The Impact of Charter Schools on the Finances of the School District of Philadelphia October 2014


Audit Date: October 21, 2014

Audit Categories

  • Other
Controller: Alan Butkovitz

Audit Tags

  • Charter Schools,
  • Children and Families,
  • Education,
  • School District

Executive Summary


For Immediate Release
Oct. 21, 2014

Contact: Brian Dries
215-686-8869

Butkovitz Says Charter School Funding Unfair, Damaging to Philadelphia
City Controller finds special education allocations do not meet students’ needs
& urges a tiered system for both public and charter schools

The Impact of Charter Schools on the Finances of the School District of Philadelphia

PHILADELPHIA – City Controller Alan Butkovitz today released a financial analysis of the School District of Philadelphia’s charter schools that indicated the current funding formula for tuition reimbursements and special education has led to the charter sector accumulating a $117 million positive fund balance.

While the charter sector’s balance was in the black in 2013, the School District was $68 million in arrears at the close of the same year.

According to Butkovitz, the charter sector’s large fund balance is a result of Pennsylvania’s current funding formula, which doesn’t account for the School District’s real costs and bears little relationship for what the charter schools actually spend.

“The funding structure is unfair and financially damaging to Philadelphia’s education system,” said Butkovitz. “The School District has been operating with multi-million dollar deficits for almost a decade, whereas charters have had substantial fund balances.”

In Pennsylvania, the special education supplement is a flat sum, which is not adjusted for level of need. Because Philadelphia’s traditional public schools educate the vast majority of students with greater special education needs and while the majority of special education students in charter schools have lesser needs, the charters garner the financial benefit of the one-size-fits-all funding.

“Allocations for special education must take into account varying levels of student need,” said Butkovitz. “Pennsylvania needs to adopt a tiered special education formula for both public traditional and charter schools.”

Additionally, under Pennsylvania law, funding levels to calculate per-pupil tuition rates for charter schools are determined by a formula derived from the School District’s previous year’s expenditures and it doesn’t take into account for what the charter schools actually need. It results in a per-pupil tuition rate that does not accurately account for demographics and student populations.

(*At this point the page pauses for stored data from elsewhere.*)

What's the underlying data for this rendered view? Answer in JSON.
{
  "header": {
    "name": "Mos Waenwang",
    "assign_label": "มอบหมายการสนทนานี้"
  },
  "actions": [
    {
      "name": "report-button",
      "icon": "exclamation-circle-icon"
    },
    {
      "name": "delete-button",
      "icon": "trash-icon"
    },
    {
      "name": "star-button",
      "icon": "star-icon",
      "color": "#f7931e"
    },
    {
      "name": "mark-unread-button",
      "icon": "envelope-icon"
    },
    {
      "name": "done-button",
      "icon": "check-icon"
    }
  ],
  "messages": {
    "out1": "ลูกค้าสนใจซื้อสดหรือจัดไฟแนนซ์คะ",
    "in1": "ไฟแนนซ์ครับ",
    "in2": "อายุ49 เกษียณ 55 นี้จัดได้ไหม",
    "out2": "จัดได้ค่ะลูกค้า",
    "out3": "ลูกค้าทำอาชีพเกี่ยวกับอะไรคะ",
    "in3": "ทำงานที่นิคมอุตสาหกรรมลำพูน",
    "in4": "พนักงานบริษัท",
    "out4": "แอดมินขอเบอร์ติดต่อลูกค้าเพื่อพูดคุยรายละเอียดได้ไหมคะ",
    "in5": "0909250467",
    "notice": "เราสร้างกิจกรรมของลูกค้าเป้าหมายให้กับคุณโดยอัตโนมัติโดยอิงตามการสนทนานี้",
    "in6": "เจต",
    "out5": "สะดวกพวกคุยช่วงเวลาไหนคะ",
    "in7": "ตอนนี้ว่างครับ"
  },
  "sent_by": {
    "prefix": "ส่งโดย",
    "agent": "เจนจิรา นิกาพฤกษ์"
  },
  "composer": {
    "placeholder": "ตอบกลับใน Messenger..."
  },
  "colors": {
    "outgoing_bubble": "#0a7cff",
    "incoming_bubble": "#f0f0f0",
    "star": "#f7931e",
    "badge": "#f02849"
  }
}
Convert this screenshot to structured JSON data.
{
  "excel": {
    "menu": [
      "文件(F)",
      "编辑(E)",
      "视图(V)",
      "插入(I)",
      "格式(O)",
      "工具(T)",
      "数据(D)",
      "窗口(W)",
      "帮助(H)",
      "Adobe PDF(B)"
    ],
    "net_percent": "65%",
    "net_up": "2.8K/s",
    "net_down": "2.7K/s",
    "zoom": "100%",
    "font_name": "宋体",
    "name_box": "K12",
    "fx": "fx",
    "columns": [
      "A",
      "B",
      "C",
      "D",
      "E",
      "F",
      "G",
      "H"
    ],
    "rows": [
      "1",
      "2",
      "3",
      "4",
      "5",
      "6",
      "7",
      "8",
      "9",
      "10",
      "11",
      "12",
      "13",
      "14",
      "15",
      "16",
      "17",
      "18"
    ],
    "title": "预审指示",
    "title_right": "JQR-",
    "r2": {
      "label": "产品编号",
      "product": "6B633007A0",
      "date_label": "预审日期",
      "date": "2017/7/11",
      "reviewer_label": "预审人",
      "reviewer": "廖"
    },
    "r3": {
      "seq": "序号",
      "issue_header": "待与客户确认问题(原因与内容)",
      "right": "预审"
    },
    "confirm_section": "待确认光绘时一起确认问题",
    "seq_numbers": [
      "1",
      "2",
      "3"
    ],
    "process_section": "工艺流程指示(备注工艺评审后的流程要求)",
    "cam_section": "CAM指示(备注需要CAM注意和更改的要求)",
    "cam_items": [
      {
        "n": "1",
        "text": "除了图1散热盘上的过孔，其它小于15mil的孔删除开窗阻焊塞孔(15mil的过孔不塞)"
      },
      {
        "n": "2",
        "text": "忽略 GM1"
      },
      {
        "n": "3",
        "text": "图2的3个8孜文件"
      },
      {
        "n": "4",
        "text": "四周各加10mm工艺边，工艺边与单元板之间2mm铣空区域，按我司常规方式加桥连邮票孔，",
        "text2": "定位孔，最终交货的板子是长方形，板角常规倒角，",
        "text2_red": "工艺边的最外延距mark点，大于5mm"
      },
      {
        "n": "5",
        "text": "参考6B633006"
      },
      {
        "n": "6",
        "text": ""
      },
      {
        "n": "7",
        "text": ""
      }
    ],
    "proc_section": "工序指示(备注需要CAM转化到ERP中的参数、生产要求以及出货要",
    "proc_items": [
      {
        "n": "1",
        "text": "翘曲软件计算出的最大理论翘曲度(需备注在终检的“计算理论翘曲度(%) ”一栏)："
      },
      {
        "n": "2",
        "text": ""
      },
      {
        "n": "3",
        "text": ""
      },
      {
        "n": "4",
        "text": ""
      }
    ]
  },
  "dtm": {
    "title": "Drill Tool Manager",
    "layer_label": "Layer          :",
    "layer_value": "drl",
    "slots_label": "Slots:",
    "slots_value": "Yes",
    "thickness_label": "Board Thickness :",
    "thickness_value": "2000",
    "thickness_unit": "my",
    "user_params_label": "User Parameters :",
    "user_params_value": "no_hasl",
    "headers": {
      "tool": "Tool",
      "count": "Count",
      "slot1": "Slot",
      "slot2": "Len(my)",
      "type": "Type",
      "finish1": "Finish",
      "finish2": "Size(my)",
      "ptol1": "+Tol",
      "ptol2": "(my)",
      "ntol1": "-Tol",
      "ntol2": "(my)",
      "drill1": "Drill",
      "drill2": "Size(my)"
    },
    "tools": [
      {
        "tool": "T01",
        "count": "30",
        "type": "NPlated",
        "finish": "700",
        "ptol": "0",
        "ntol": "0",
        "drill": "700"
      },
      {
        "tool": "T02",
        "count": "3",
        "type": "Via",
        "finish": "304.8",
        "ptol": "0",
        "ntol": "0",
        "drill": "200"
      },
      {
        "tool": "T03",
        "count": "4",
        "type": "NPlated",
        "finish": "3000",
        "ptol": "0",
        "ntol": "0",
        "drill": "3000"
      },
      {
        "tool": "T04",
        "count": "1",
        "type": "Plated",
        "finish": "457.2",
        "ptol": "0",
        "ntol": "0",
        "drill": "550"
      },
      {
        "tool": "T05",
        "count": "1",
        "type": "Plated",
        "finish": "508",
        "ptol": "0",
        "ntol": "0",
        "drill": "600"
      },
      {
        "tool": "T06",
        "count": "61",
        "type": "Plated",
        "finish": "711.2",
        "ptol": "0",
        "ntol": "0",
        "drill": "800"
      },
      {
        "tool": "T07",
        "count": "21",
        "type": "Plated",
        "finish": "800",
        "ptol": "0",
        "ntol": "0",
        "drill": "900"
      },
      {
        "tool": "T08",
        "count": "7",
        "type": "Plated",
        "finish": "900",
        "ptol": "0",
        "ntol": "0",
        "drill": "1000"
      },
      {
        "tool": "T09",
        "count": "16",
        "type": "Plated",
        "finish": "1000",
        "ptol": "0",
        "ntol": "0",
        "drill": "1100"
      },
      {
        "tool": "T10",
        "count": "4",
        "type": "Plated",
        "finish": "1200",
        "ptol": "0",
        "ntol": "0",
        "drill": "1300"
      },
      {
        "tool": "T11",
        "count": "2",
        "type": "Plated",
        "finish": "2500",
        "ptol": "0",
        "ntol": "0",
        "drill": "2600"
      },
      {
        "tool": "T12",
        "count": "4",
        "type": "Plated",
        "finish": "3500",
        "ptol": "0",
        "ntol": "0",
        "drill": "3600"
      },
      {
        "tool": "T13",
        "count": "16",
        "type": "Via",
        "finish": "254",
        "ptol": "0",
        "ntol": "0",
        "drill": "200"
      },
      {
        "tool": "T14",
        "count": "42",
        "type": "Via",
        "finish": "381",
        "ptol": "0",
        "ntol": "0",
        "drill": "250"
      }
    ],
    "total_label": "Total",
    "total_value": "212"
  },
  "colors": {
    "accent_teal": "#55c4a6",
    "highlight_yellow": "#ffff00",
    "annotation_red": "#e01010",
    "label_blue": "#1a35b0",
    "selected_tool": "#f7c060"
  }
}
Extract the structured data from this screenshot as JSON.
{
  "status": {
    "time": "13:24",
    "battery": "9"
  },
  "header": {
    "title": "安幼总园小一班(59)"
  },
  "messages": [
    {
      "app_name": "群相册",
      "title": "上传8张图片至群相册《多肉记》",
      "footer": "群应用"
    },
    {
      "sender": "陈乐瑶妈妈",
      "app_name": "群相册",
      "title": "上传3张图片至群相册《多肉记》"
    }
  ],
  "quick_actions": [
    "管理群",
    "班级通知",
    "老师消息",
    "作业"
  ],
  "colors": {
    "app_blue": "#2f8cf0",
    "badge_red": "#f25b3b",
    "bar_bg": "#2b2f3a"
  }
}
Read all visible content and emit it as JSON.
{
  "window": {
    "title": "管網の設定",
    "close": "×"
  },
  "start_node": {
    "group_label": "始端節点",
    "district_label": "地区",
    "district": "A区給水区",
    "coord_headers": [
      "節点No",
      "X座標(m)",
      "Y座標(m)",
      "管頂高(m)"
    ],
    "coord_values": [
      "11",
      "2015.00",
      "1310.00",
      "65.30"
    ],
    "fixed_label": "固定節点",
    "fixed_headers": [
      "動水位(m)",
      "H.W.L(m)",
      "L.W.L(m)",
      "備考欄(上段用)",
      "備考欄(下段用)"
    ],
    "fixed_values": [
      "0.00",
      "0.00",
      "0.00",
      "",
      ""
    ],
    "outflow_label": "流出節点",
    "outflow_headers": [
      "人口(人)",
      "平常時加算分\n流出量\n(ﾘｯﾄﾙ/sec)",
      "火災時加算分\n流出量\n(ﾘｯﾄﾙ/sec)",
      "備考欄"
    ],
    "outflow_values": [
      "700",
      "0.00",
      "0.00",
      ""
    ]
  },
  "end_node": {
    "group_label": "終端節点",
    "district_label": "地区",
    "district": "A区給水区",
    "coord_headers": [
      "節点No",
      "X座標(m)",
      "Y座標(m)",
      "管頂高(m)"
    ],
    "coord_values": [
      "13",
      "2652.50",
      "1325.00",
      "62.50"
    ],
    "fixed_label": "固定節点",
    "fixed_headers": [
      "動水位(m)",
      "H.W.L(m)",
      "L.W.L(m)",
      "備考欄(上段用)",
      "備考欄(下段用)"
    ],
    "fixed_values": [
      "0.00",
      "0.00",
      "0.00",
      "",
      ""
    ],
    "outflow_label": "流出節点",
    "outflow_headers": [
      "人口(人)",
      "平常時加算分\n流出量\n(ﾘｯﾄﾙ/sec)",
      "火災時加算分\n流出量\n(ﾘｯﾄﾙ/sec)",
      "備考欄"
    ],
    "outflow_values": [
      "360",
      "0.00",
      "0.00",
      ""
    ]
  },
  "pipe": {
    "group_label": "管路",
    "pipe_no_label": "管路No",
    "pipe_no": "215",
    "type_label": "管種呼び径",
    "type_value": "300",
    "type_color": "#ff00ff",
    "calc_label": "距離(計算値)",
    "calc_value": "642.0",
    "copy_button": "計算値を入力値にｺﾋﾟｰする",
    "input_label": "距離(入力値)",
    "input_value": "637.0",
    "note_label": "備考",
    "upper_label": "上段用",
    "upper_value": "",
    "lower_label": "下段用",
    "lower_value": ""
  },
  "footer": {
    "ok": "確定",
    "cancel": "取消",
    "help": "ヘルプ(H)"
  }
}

“The Commonwealth and the School District need to examine funding formulas that other states and school districts have adopted which take into account demographics and student need,” said Butkovitz. “Pennsylvania is the only state in the nation without some sort of weighted formula.”

In school districts within Chicago, New Orleans and Washington D.C., their respective states have adopted funding formulas that are based on student need and accurately account for different levels of special education costs.

While there is a significant portion of the District’s education funding going to its charter sector, charter schools spend, on average, 38 percent less on instruction and support than the traditional public schools on a per student basis. In addition, charter schools spend more than twice as much on administrative services than the traditional public schools on a per student basis.

“The School District needs to make accountability over charter schools a top priority,” said Butkovitz. “The existing Charter School Oversight Office needs to be strengthened. Six employees to oversee 86 charter schools are not sufficient.”

The Controller also recommends developing a Collaborative Council under the support of the School District and creating a joint budget process that includes the Charter Schools. In addition, The Controller recommends that the School District should be required to complete a five-year financial plan which includes charter schools, similar to the City’s budget approval process. This would include the creation of an independent fiscal review board, similar to the Pennsylvania Intergovernmental Cooperation Authority.

The Controller’s Office has focused considerable attention on the public education sector in the past several years, and has exposed much waste, fraud and abuse in both the Charter and Traditional Public Schools. The Controller’s latest analysis is part of his Office’s ongoing efforts to ensure fiscal accountability within Philadelphia’s education system.